Commerce Reconsiders Partial AFA, Prime and Non-Prime COP and More in AD Case Remand
The Commerce Department came back with remand results in a case on its antidumping duty investigation on carbon and alloy steel cut-to-length plate from Germany, relying on total cost of production for prime and non-prime merchandise in respondent AG der Dillinger Huttenwerke's books as facts otherwise available and revising the major input rule adjustment for Dillinger's coke inputs to reflect a contemporaneous comparison of coke consumption values and freight costs (AG der Dillinger Huttenwerke v. United States, CIT Consol. #17-00158). Commerce also revised its adjustments to Dillinger's COP for inputs and services rendered to affiliates and gave a further explanation for its use of partial adverse facts available to respondent Salzgitter. The result was a 4.98% dumping rate for Dillinger, a 22.90% rate for Salzgitter and a 20.99% all-others rate, if the remand results are sustained.
Dillinger and Salzgitter had challenged Commerce's COP determination for Dillinger's prime and non-prime plates. The agency found that Dillinger uses internal "factory results reports" to value the non-prime products at their "likely selling prices," using this value as an offset to the production of prime goods. CIT remanded Commerce's reliance on the price offset, finding that Commerce must use a respondent's actual cost data as opposed to its likely selling price in line with U.S. Court of Appeals for the Federal Circuit precedent (see 2108180046). CIT told the agency to recalculate the respondent's margins according to the methodology established in a different case. The court said the use of partial AFA in the two cases appeared undistinguishable, but, in its remand, Commerce said that the scope of Salzgitter's failure to cooperate is "substantially different" than the scope of the related case.

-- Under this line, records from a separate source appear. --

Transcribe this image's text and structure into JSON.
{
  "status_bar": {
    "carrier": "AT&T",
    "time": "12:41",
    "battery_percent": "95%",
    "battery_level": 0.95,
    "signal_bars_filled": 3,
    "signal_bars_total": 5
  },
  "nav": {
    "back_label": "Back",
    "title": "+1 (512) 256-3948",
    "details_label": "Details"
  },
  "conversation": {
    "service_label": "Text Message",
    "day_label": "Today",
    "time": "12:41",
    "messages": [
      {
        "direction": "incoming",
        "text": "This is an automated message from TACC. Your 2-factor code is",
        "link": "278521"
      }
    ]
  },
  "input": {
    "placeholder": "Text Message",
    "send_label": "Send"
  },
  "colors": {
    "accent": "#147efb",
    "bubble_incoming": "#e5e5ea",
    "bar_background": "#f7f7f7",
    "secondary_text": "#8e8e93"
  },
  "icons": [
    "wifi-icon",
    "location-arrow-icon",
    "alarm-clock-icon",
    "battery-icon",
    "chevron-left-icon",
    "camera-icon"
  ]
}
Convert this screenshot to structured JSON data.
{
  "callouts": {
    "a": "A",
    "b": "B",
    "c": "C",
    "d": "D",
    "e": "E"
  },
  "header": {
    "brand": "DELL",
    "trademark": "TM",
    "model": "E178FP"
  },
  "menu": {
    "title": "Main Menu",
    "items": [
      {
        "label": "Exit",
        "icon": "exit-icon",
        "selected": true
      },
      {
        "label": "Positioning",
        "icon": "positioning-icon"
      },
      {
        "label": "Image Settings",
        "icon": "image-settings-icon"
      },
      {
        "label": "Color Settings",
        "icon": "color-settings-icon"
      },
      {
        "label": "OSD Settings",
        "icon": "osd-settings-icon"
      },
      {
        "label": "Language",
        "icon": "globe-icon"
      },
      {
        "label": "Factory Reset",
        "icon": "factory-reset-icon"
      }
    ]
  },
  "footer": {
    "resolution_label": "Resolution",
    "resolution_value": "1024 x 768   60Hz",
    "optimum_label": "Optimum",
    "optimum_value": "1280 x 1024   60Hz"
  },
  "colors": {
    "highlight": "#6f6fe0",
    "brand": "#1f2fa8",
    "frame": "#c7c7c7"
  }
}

"The difference between Salzgitter’s, Dillinger’s, and Dillinger France’s missing information warrants the application of different partial AFA methodologies," the remand results said. Using the partial AFA methodology established in Dillinger France v. U.S. would've resulted in a zero percent margin for Salzgitter and thus "did not support Commerce's goals in applying partial AFA," Commerce said. "... Here, Commerce considered the extent to which Salzgitter may benefit from its own lack of cooperation. In selecting a partial AFA methodology, Commerce seeks to adopt a methodology that would induce future cooperation and ensure that necessary information is placed on the record. If respondents find there is no benefit to their cooperation, they may conclude that withholding information or providing only certain information, rather than providing a fulsome response, is more advantageous."